About a week ago, a very well -known Chinese technology company, called DeepSeek, quietly debuted an artificial intelligence app. What happened next was not quiet.
US technology stocks have been raised and lost billions of dollars. why? Deepseek’s AI was developed and trained at a low price. Compared to the huge amount of U.S. AI companies poured into R & D, the dollar is a little penny. Experts say that DeepSeek seems to be as good as ordinary names such as Chatgpt and Microsoft Copilot.
Is this a technology flowing? A shot that crosses a computing bow? AI abnormality?
UVA chatted today with AI at the University of Virginia’s Daden Business School and Michael Albert, a computing expert.
Q. First, what is DeepSeek?
A. DeepSeek is a Chinese AI laboratory established by hedge funds in China. Perhaps, unlike other commercial labs other than Meta, DeepSeek has mainly derived its models in open source. Unlike meta, it is really open source and is used by anyone for commercial purposes. We have released some of the models of the model. Each is the name DeepSeek, and the version number continues.
The recent excitement is about the release of a new model called Deepseek-R1. Deepseek-R1 is a modified version of the Deepseek-V3 model trained to infer an inference using “thinking”. This approach is a simple term, teaching a model that indicates the work by explicitly inferring the promot before answering. The approach of this idea is to strengthen the GPT O1 by Openai, the best model for mathematics, science, and programming questions. Deepseek-R1 is a very exciting model because it is a completely open source model that is very favorably compared to GPT O1.
Q. Why many people in the high -tech world noticed the company?
A. There are two excitement around Deepseek-R1 this week. First of all, the fact that Chinese companies work with a much less calculated budget ($ 100 million in Openai GPT-4) is to achieve the most advanced model. The fact that we were able to achieve the state -of -the -art model is the dominance of the United States in AI, which is considered a potential threat.
However, the suspicion of training efficiency seems to have been born from the application of a better model engineering practice from the basic advancement of AI technology. There seems to be no big new insight that led to more efficient training.
The second cause of excitement is that this model is open source. In other words, expanding efficiently on your own hardware will cause much lower usage costs from Openai directly than using GPT O1 directly. This will open new uses of these models that are not possible with a closed weight model, such as Openai models, for use conditions and generating costs.

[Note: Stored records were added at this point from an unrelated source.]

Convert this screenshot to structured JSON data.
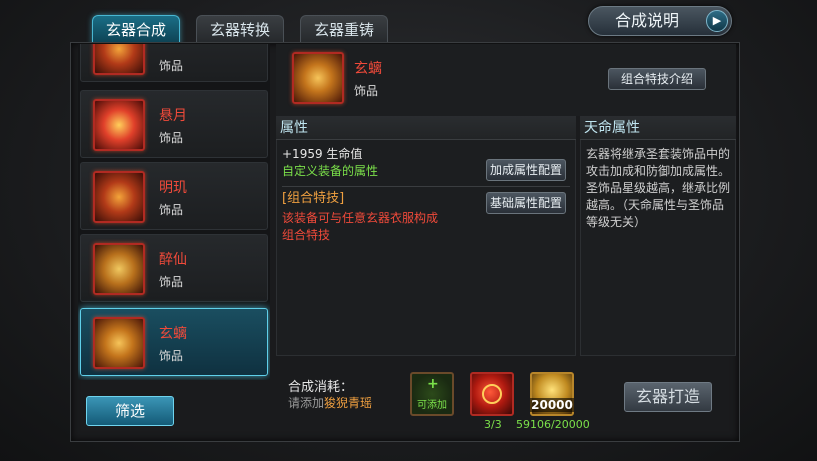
{
  "tabs": [
    {
      "label": "玄器合成"
    },
    {
      "label": "玄器转换"
    },
    {
      "label": "玄器重铸"
    }
  ],
  "help_button": {
    "label": "合成说明"
  },
  "sidebar": {
    "items": [
      {
        "name": "",
        "type": "饰品"
      },
      {
        "name": "悬月",
        "type": "饰品"
      },
      {
        "name": "明玑",
        "type": "饰品"
      },
      {
        "name": "醉仙",
        "type": "饰品"
      },
      {
        "name": "玄螭",
        "type": "饰品",
        "selected": true
      }
    ],
    "filter_label": "筛选"
  },
  "selected_item": {
    "name": "玄螭",
    "type": "饰品",
    "combo_intro_button": "组合特技介绍"
  },
  "attributes": {
    "heading": "属性",
    "stat": "+1959 生命值",
    "custom": "自定义装备的属性",
    "bonus_config_button": "加成属性配置",
    "combo_title": "[组合特技]",
    "combo_desc": "该装备可与任意玄器衣服构成组合特技",
    "base_config_button": "基础属性配置"
  },
  "destiny": {
    "heading": "天命属性",
    "text": "玄器将继承圣套装饰品中的攻击加成和防御加成属性。圣饰品星级越高，继承比例越高。（天命属性与圣饰品等级无关）"
  },
  "cost": {
    "label": "合成消耗：",
    "hint_prefix": "请添加",
    "hint_item": "狻猊青瑶",
    "slots": [
      {
        "label": "可添加",
        "count": ""
      },
      {
        "label": "",
        "count": "3/3"
      },
      {
        "label": "20000",
        "count": "59106/20000"
      }
    ]
  },
  "make_button": {
    "label": "玄器打造"
  },
  "colors": {
    "item_name": "#f04a3a",
    "accent_teal": "#49b7d2",
    "custom_attr": "#7be04a",
    "combo": "#f0a040",
    "combo_desc": "#f04a3a",
    "count_ok": "#7be04a"
  }
}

Q. Investors are a bit cautious about US -based AI for the enormous costs of chips and computing power. Is DeepSeek’s AI model mainly hype or a game changer?
A. Deepseek-R1 is not a fundamental progress of AI technology. This is an interesting and gradual progress in training efficiency. However, it will always be more efficient than training something like GPT O1 for the first time. In reality, the main costs of these models are incurred when they are generating new textbooks for users, not training. Deepseek-R1 seems to have only a slight progress as far as the production efficiency. The actual change in earthquakes is that this model is completely open source.

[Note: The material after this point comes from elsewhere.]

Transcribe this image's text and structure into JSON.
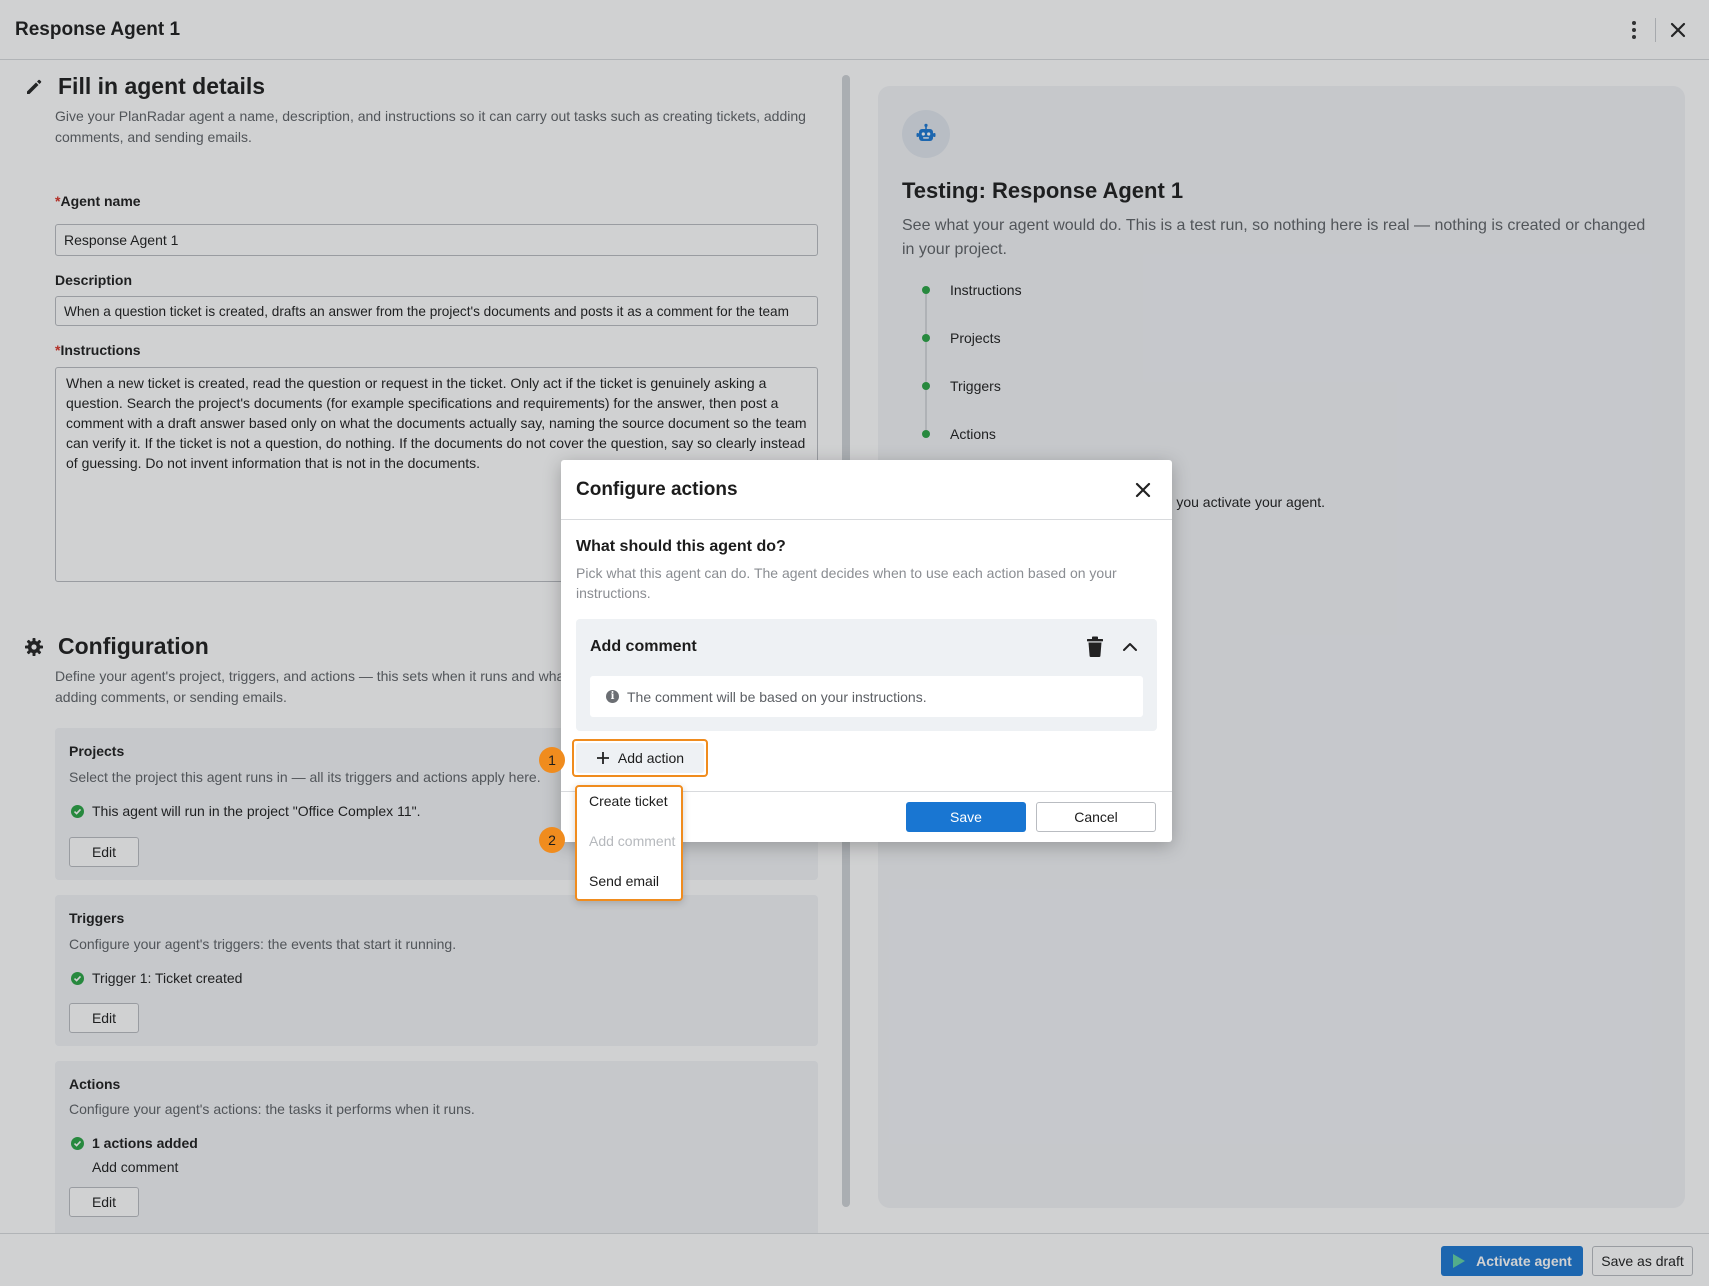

This does not mean that China automatically controls the United States with AI technology. In December 2023, a French company named Mistral AI released the model, MIXTRAL 8X7B. However, the closed source model adopted a lot of insights from MIXTRAL 8X7B and improved. Since then, Mistral AI has been a relatively minor player in the basic model field.

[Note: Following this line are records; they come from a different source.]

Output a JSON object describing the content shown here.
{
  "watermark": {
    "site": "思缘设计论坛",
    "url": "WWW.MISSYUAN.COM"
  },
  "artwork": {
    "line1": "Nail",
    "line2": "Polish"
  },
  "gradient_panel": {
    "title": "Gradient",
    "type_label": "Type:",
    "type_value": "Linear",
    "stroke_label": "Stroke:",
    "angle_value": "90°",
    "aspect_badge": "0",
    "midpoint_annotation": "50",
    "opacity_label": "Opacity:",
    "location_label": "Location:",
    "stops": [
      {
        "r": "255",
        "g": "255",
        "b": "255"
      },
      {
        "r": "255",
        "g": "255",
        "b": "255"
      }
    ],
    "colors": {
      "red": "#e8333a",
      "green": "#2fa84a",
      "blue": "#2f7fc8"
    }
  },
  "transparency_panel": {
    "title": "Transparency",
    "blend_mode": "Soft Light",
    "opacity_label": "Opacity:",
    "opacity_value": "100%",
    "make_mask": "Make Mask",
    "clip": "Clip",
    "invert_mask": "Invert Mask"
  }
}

Q. The United States is trying to control AI by restricting the availability of powerful computing chips to countries like China. If AI can be done without a cheap and expensive chip, what does it mean to American rule in technology?
A. I don’t think Deepseek-R1 can train AI cheaply and train without expensive chips. What they have demonstrated is that the previous training method was somewhat inefficient. This means that the next model round of the US company is more efficiently trained and the model is not stagnant, which means achieving better performance.